GRAND ISLAND, Neb. (KSNB) - Awareness of sex trafficking is becoming more common and the Grand Island Salvation Army is doing what they can to help victims.
“Only 1-2% of people are rescued or get out of trafficking and so that's a really low number and so the more we can help the better,” Salvation Army Human Trafficking Specialist Teshawna Sawyer said. “I think for awareness if we can stop the supply then we can stop the demand.”
The Salvation Army's fight to eliminate trafficking or SAFE-T is a program that helps victims. Many men and women don't have identification, clothes, or money when they are able to get away from their trafficker. SAFE-T works to get them back into a normal working life.
“Just the trauma in general and assimilating back into working environment, the triggers that they have are very difficult for them to mainstream back into regular life,” Sawyer said.
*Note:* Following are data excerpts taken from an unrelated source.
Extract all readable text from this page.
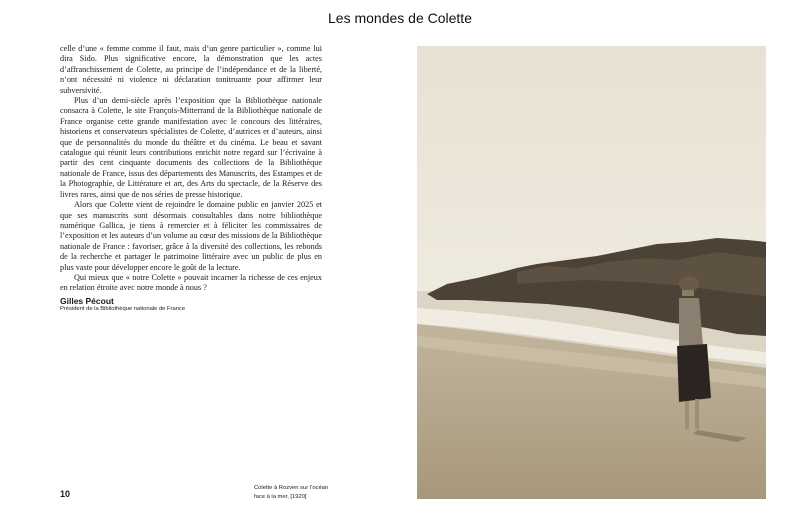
Les mondes de Colette

celle d’une « femme comme il faut, mais d’un genre particulier », comme lui dira Sido. Plus significative encore, la démonstration que les actes d’affranchissement de Colette, au principe de l’indépendance et de la liberté, n’ont nécessité ni violence ni déclaration tonitruante pour affirmer leur subversivité.

Plus d’un demi-siècle après l’exposition que la Bibliothèque nationale consacra à Colette, le site François-Mitterrand de la Bibliothèque nationale de France organise cette grande manifestation avec le concours des littéraires, historiens et conservateurs spécialistes de Colette, d’autrices et d’auteurs, ainsi que de personnalités du monde du théâtre et du cinéma. Le beau et savant catalogue qui réunit leurs contributions enrichit notre regard sur l’écrivaine à partir des cent cinquante documents des collections de la Bibliothèque nationale de France, issus des départements des Manuscrits, des Estampes et de la Photographie, de Littérature et art, des Arts du spectacle, de la Réserve des livres rares, ainsi que de nos séries de presse historique.

Alors que Colette vient de rejoindre le domaine public en janvier 2025 et que ses manuscrits sont désormais consultables dans notre bibliothèque numérique Gallica, je tiens à remercier et à féliciter les commissaires de l’exposition et les auteurs d’un volume au cœur des missions de la Bibliothèque nationale de France : favoriser, grâce à la diversité des collections, les rebonds de la recherche et partager le patrimoine littéraire avec un public de plus en plus vaste pour développer encore le goût de la lecture.

Qui mieux que « notre Colette » pouvait incarner la richesse de ces enjeux en relation étroite avec notre monde à nous ?

Gilles Pécout
Président de la Bibliothèque nationale de France
10
Colette à Rozven sur l’océan
face à la mer, [1920]
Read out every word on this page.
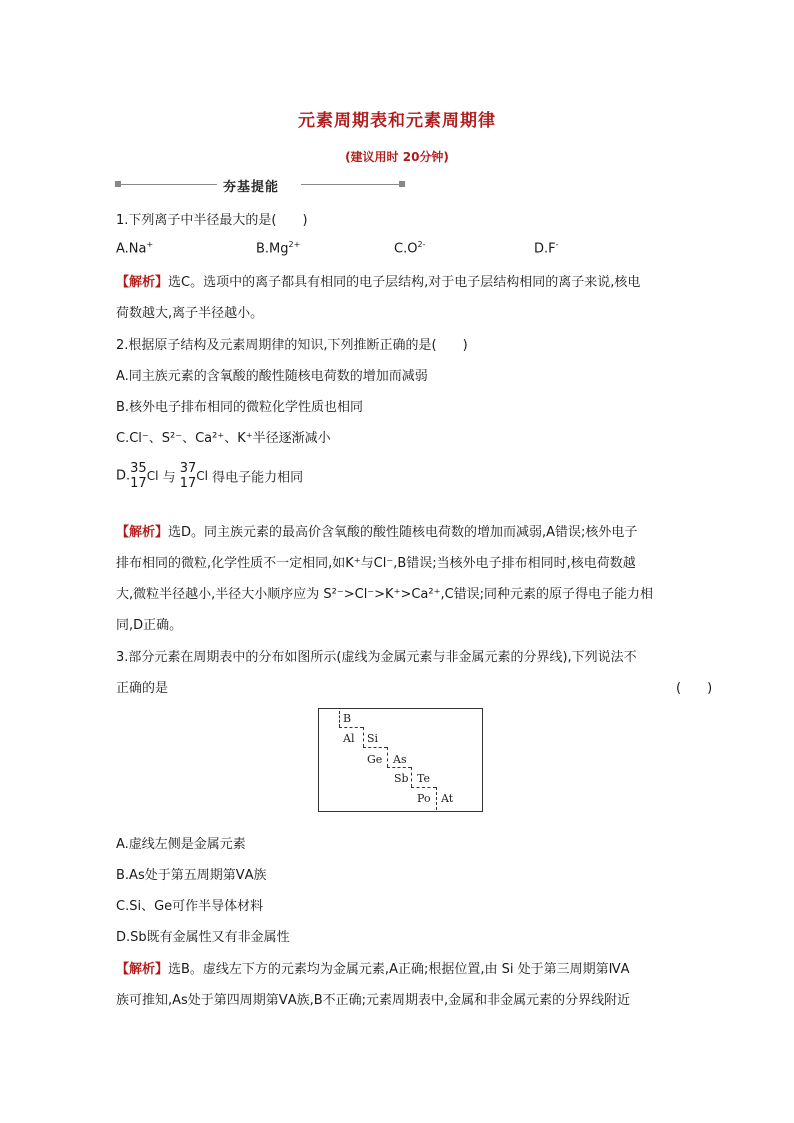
元素周期表和元素周期律
(建议用时 20分钟)
夯基提能
1.下列离子中半径最大的是(　　)
A.Na+	$B.Mg^{2+}$	$C.O^{2-}$	D.F-
【解析】选C。选项中的离子都具有相同的电子层结构,对于电子层结构相同的离子来说,核电
荷数越大,离子半径越小。
2.根据原子结构及元素周期律的知识,下列推断正确的是(　　)
A.同主族元素的含氧酸的酸性随核电荷数的增加而减弱
B.核外电子排布相同的微粒化学性质也相同
C.Cl⁻、S²⁻、Ca²⁺、K⁺半径逐渐减小
D. 35
17 Cl 与
37
17 Cl 得电子能力相同
【解析】选D。同主族元素的最高价含氧酸的酸性随核电荷数的增加而减弱,A错误;核外电子
排布相同的微粒,化学性质不一定相同,如K⁺与Cl⁻,B错误;当核外电子排布相同时,核电荷数越
大,微粒半径越小,半径大小顺序应为 S²⁻>Cl⁻>K⁺>Ca²⁺,C错误;同种元素的原子得电子能力相
同,D正确。
3.部分元素在周期表中的分布如图所示(虚线为金属元素与非金属元素的分界线),下列说法不
正确的是	(　　)
B
Al Si
Ge As
Sb Te
Po At
A.虚线左侧是金属元素
B.As处于第五周期第ⅤA族
C.Si、Ge可作半导体材料
D.Sb既有金属性又有非金属性
【解析】选B。虚线左下方的元素均为金属元素,A正确;根据位置,由 Si 处于第三周期第ⅣA
族可推知,As处于第四周期第ⅤA族,B不正确;元素周期表中,金属和非金属元素的分界线附近
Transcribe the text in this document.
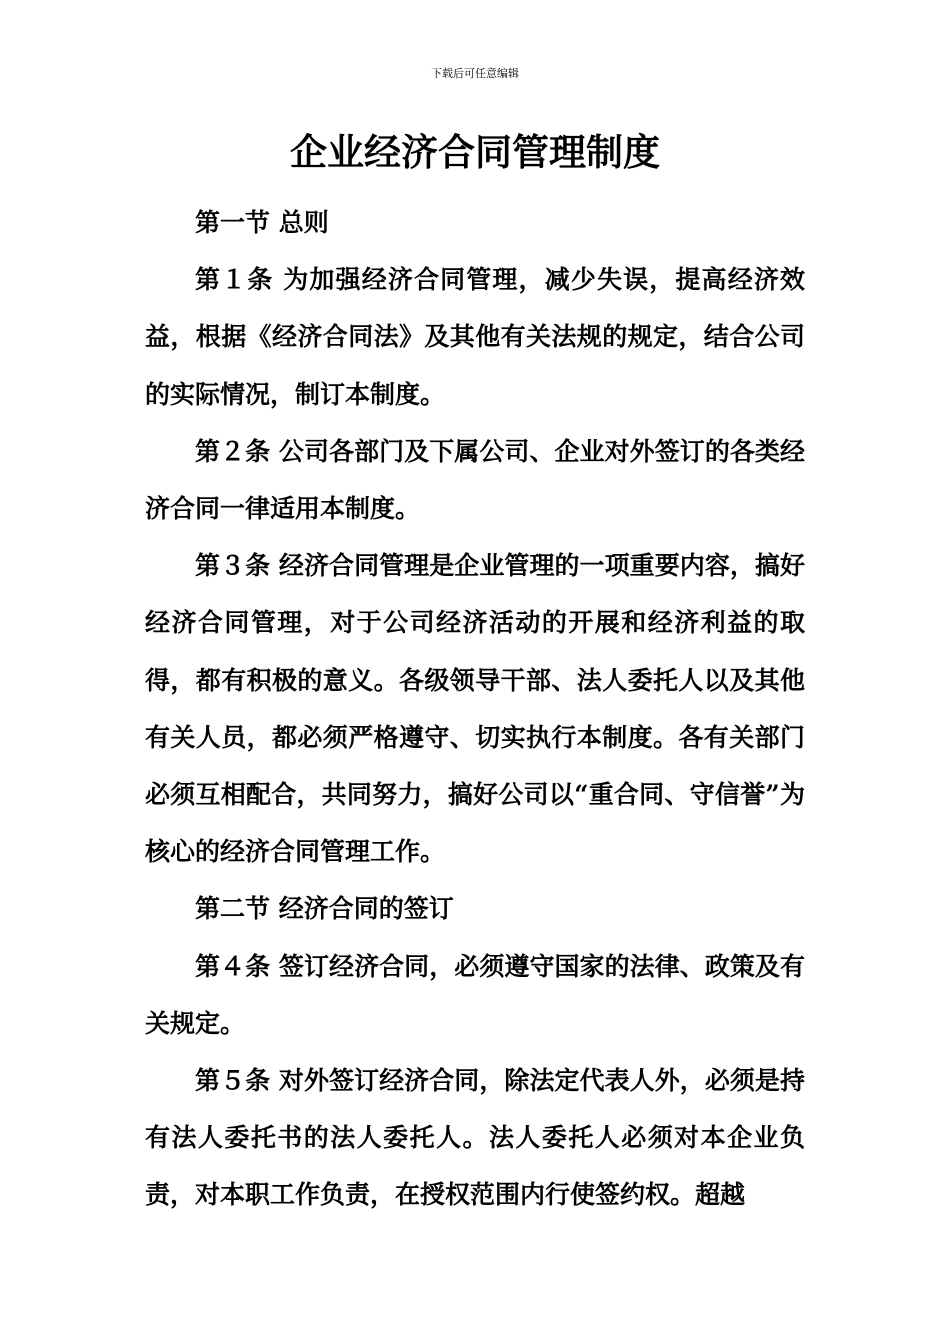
下载后可任意编辑
企业经济合同管理制度

第一节 总则

第１条 为加强经济合同管理，减少失误，提高经济效益，根据《经济合同法》及其他有关法规的规定，结合公司的实际情况，制订本制度。

第２条 公司各部门及下属公司、企业对外签订的各类经济合同一律适用本制度。

第３条 经济合同管理是企业管理的一项重要内容，搞好经济合同管理，对于公司经济活动的开展和经济利益的取得，都有积极的意义。各级领导干部、法人委托人以及其他有关人员，都必须严格遵守、切实执行本制度。各有关部门必须互相配合，共同努力，搞好公司以“重合同、守信誉”为核心的经济合同管理工作。

第二节 经济合同的签订

第４条 签订经济合同，必须遵守国家的法律、政策及有关规定。

第５条 对外签订经济合同，除法定代表人外，必须是持有法人委托书的法人委托人。法人委托人必须对本企业负责，对本职工作负责，在授权范围内行使签约权。超越
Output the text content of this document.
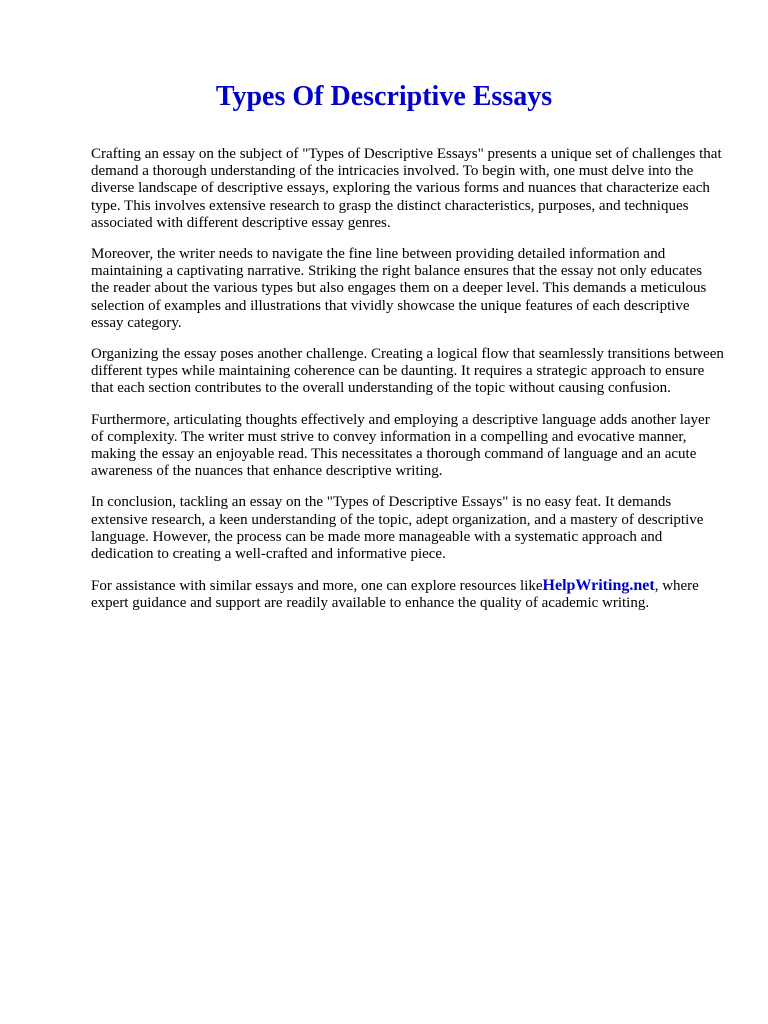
Types Of Descriptive Essays

Crafting an essay on the subject of "Types of Descriptive Essays" presents a unique set of challenges that demand a thorough understanding of the intricacies involved. To begin with, one must delve into the diverse landscape of descriptive essays, exploring the various forms and nuances that characterize each type. This involves extensive research to grasp the distinct characteristics, purposes, and techniques associated with different descriptive essay genres.

Moreover, the writer needs to navigate the fine line between providing detailed information and maintaining a captivating narrative. Striking the right balance ensures that the essay not only educates the reader about the various types but also engages them on a deeper level. This demands a meticulous selection of examples and illustrations that vividly showcase the unique features of each descriptive essay category.

Organizing the essay poses another challenge. Creating a logical flow that seamlessly transitions between different types while maintaining coherence can be daunting. It requires a strategic approach to ensure that each section contributes to the overall understanding of the topic without causing confusion.

Furthermore, articulating thoughts effectively and employing a descriptive language adds another layer of complexity. The writer must strive to convey information in a compelling and evocative manner, making the essay an enjoyable read. This necessitates a thorough command of language and an acute awareness of the nuances that enhance descriptive writing.

In conclusion, tackling an essay on the "Types of Descriptive Essays" is no easy feat. It demands extensive research, a keen understanding of the topic, adept organization, and a mastery of descriptive language. However, the process can be made more manageable with a systematic approach and dedication to creating a well-crafted and informative piece.

For assistance with similar essays and more, one can explore resources likeHelpWriting.net, where expert guidance and support are readily available to enhance the quality of academic writing.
With a $5,000 grant from the Grand Island Community Foundation they can give the funds directly to help victims. The Grand Island Police Department received $3,000 to help train officers on how to prevent trafficking.
“We're hoping to get school resource officers involved in a program that we intend to put together,” Crime Analyst Jessica Hoback said. “But what we really need is to educate the public on what to watch for. It's the public that is going to be talking to these kids, interacting with the kids on a daily basis so they're going to notice the changes.”
An officer, crime analyst, and juvenile probation officer will attend training to help spot the signs of someone being trafficked.
“We are hoping to learn how to identify at-risk youth and intervene with those kids before it becomes too late,” Hoback said. “So working juvenile probation their going to have a whole different perspective on some of the kids they are talking to.”
They hope they can stop it before it even starts.